On November 1,2013, Rhapsody and I brought home her litter brother, A.C. I had co-owned him since he was a puppy, but he had lived his life with his breeder and co-owner. He had spent some time in a new home after his championship was finished, because I couldn't bring him home while I had Hudson, and it seemed better to get him out of the kennel and onto a couch, but, ultimately, that didn't work out for him, and when Hudson died, the timing was right. A.C. was back in the kennel, and in need of a new couch. So, A.C. joined me and Rhaps. And quickly ensconced himself on our couch and in our hearts.
Sadly, Rhapsody declined very quickly in the new year of 2014. By the middle of February, she could no longer use her hind end at all, and was no longer able to get outside to use the potty. On March 26th, 2014, the vet came to the house, and Rhapsody died peacefully in my arms, no longer afraid of what was happening to her body, no longer anxious about trying to get herself around. I wish I could have stayed home with her every minute, to care for her needs every hour of the day, but it was not possible. I promised her one thing at the beginning of her symptoms. I would keep her safe from injury, and also safe from fear. When I could no longer do that, I would help her go. And I did. It was harder than I thought it would be. It's been hard every day since. She had come to soak up the echoes left by Crow in Hudson's and my hearts, and she ended up taking up residence in mine.
And so, once again, I found myself with only one dog. Unlike Hudson, who had never known a day in his life as an only dog until Crow's death, A.C. did not appear to be bothered being alone with me.
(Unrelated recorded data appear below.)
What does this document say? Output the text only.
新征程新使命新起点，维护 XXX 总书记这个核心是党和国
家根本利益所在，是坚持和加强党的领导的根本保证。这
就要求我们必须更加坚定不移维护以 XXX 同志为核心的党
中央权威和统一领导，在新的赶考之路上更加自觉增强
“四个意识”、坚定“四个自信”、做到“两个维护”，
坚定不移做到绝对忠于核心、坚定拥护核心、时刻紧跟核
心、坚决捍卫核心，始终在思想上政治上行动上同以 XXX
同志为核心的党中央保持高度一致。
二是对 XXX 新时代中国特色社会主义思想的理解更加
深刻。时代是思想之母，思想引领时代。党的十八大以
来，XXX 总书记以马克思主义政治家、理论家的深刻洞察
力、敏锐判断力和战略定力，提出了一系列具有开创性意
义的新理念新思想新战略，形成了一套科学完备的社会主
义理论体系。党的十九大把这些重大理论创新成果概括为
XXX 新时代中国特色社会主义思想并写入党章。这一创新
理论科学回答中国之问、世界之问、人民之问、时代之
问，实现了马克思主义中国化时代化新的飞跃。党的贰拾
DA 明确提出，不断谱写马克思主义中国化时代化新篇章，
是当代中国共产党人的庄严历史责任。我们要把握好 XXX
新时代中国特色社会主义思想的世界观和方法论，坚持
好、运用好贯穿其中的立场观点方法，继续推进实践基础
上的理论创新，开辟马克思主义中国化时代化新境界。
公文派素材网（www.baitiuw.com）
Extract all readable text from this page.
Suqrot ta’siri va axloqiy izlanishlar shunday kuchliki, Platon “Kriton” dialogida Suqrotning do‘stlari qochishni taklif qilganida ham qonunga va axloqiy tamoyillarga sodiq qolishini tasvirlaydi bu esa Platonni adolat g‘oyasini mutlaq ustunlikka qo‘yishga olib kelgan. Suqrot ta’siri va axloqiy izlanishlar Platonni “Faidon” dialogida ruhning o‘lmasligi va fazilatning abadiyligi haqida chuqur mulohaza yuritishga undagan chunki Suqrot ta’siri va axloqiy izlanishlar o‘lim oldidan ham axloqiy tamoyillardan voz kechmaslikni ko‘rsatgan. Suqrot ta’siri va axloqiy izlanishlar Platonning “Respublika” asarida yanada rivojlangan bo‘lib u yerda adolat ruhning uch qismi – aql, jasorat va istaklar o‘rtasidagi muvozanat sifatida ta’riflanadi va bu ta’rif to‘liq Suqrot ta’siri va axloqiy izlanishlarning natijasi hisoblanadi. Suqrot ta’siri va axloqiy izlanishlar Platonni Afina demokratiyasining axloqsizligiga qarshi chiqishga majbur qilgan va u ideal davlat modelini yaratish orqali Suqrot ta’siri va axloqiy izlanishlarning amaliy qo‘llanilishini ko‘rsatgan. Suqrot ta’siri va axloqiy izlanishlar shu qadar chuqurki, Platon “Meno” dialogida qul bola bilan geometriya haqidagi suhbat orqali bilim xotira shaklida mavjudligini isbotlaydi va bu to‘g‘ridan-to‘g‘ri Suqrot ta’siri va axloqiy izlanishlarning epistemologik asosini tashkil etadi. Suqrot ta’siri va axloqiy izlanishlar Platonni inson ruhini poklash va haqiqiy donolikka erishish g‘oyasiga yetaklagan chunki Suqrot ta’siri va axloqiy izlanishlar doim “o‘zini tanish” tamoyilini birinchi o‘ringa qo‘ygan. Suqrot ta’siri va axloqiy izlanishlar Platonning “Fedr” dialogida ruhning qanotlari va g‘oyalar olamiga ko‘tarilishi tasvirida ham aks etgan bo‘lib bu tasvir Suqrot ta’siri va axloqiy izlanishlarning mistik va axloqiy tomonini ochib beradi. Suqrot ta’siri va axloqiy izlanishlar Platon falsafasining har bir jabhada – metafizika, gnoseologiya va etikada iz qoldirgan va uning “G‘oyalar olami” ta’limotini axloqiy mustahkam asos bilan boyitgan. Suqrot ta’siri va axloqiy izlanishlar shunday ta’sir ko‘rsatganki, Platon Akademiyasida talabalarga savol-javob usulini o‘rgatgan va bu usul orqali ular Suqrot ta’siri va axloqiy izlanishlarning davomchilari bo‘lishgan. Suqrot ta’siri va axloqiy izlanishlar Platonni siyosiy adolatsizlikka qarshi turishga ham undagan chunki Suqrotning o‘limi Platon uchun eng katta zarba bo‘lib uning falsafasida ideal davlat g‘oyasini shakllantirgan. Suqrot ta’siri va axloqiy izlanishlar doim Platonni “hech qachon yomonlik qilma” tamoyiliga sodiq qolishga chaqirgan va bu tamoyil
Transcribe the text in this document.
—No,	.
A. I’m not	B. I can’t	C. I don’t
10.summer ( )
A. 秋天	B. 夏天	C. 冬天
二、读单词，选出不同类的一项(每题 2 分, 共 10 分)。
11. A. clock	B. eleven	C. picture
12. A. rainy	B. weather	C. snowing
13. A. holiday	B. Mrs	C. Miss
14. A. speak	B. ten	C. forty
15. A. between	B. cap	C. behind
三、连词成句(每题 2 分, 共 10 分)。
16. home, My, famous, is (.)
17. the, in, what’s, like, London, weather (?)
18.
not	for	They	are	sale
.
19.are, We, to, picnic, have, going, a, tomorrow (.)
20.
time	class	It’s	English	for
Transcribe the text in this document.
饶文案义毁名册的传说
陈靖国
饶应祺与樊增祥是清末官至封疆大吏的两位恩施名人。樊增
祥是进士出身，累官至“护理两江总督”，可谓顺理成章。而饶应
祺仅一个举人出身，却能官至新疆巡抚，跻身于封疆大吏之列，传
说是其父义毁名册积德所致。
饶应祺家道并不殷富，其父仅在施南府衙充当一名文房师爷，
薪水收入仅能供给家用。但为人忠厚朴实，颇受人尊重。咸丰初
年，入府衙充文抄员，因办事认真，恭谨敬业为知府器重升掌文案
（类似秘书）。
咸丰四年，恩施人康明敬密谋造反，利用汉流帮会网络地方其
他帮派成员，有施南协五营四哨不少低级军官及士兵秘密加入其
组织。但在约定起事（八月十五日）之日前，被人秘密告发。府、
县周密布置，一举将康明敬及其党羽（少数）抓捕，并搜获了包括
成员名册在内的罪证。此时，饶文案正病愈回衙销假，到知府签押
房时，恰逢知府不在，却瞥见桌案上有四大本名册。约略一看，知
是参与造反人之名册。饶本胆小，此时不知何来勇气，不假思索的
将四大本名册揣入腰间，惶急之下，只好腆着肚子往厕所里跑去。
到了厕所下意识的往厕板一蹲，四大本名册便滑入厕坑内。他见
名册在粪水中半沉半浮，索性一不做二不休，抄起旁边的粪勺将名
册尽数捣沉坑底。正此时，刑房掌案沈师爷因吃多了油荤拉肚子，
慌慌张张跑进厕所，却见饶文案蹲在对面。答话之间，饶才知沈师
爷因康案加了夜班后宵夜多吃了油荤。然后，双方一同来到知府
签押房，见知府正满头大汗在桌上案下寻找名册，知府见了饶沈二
This time, I was the one who needed the addition of another dog. On Saturday, April 5, A.C. and I went to get Halle. Halle is sweet, and silly, and the perfect soul to restore balance in our lives. The last almost 2 years have been emotionally arduous. Just writing down these dates of deaths and additions has helped me understand how fast and furious the changes have been. I have my two German Shepherds again, which was the shape of my life for the better part of 14 years.
There have always been dogs, sometimes as many as 8 at one time, but the longest stretch of my adult life was spent with Crow and Hudson. They were my heart and soul. A.C. and Halle do not replace them. They cannot. But these new relationships are rich, and satisfying, and full in and of themselves. I adore A.C., who is such a gentleman, and a gentle soul. He is easy company, sincere and endearing, and I am totally smitten. I love Halle, too, who is silly, and soft, and sweet. No, they are not Crow and Hudson. They are A.C. and Halle. They are who they are, and they are what I need. And spinning and tired and dizzy as I sometimes feel, I have them, and they have me, and it's not a substitute for anything else. It is itself. And it is good. And together we'll go on, figuring it out step by step, living our lives the best we can. There has always been a dog beside me, each one perfect for the time and place in which we found ourselves, each one perfect for who I was when we found one another. And every single one of them is woven into me, a part of me which I cannot and will not put down.